Der Nadalin ist eine der typischen und traditionellen Weihnachtssüßspeisen. Auch wenn er ursprünglich aus Verona stammt, so ist er inzwischen auch in anderen Regionen in Venetien verbreitet.

Der Legende zufolge gibt es ihn seit Ende des 13. Jahrhunderts, als er für das erste Weihnachtsfest nach der Machtergreifung der adeligen Scaliger gebacken wurde.

Der Nadalin kann als kleinere Grundform des berühmteren und stärker beworbenen Pandoro betrachtet werden. Er echoet dieses wahre Symbol veronesischer Weihnachtssüßspeisen auch mit seiner 8-zackigen Sternenform.

Mit dem hier vorgeschlagenen Nadalin-Rezept wird ein etwa 1 kg schwerer Kuchen gebacken.

 icon-cutlery Zutaten:

  •  500 g Mehl
  • 200 g Butter
  • 3 Eier
  • 150 g Zucker
  • 60 g Bierhefe
  • 60 Gramm Pinienkerne
  • 60 g gehackte Mandeln
  • 100 g Puderzucker
  • Zitrone
  • Vanille
  • Salz

icon-cutlery Zubereitung:

Der Nadalin ist einfacher zu backen als der Pandoro, da dieser einer längeren und sorgfältigeren Verarbeitung bedarf!

Die weiche Butter mit den Eiern, dem Mehl, dem Zucker und Zitronensaft, der Bierhefe, einer Prise Salz und dem Vanillearoma vermengen (falls der Teig zu hart ist, ein paar Esslöffel Milch hinzufügen).
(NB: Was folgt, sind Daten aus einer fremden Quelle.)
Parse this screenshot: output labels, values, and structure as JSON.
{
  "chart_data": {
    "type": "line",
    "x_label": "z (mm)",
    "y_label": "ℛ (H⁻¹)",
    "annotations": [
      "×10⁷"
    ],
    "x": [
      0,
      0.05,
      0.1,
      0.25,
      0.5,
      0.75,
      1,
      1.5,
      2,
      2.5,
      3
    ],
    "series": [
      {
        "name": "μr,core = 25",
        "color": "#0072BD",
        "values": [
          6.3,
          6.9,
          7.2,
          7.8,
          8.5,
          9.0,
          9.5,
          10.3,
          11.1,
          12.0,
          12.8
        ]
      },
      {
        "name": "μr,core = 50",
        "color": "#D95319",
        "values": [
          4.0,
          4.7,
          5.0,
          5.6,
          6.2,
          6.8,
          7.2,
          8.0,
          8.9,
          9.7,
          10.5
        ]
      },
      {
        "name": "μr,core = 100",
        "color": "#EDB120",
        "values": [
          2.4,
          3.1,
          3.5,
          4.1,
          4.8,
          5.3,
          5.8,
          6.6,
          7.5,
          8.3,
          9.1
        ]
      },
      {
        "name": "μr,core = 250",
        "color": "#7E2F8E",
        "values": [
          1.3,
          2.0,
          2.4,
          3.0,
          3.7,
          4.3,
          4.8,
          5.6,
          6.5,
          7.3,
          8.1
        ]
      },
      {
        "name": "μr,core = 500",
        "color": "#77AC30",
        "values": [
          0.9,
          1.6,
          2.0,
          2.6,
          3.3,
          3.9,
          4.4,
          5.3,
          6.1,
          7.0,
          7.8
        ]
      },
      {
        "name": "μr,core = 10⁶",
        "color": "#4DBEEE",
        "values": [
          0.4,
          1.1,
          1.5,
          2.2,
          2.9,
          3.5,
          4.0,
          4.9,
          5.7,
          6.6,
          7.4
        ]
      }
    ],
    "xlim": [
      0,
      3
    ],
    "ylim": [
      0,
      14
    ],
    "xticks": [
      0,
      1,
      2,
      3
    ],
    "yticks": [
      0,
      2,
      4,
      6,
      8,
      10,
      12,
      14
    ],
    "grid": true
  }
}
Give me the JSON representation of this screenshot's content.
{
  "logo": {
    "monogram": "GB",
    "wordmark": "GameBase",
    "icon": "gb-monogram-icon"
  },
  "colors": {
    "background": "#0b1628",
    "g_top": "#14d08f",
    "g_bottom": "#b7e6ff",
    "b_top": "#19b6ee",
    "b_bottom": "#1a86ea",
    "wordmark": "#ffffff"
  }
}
Den Teig ihn eine große Schüssel geben, diese mit einem Geschirrtuck abdecken und an einem warmen Ort für ca. 3 Stunden soweit aufgehen lassen, bis er sein Volumen verdoppelt hat.

Nun wird der Teig in Sternenform geschnitten: Dafür zwei tiefe horizontale und senkrechte Schnitte vornehmen. Nach und nach die acht einzelnen Stücke nach außen und unten ziehen, so dass der Kuchen eine Sternenform annimmt.

Eine einfachere Alternative ist das Backen des Kuchen in einer sternförmigen Backform aus Papier.

Den Kuchen mit in Butter eingefetteten Pinienkernen und Mandeln dekorieren. Im vorgeheizten Ofen bei 180 Grad 40-45 Min. backen, danach großzügig mit Puderzucker bestreuen.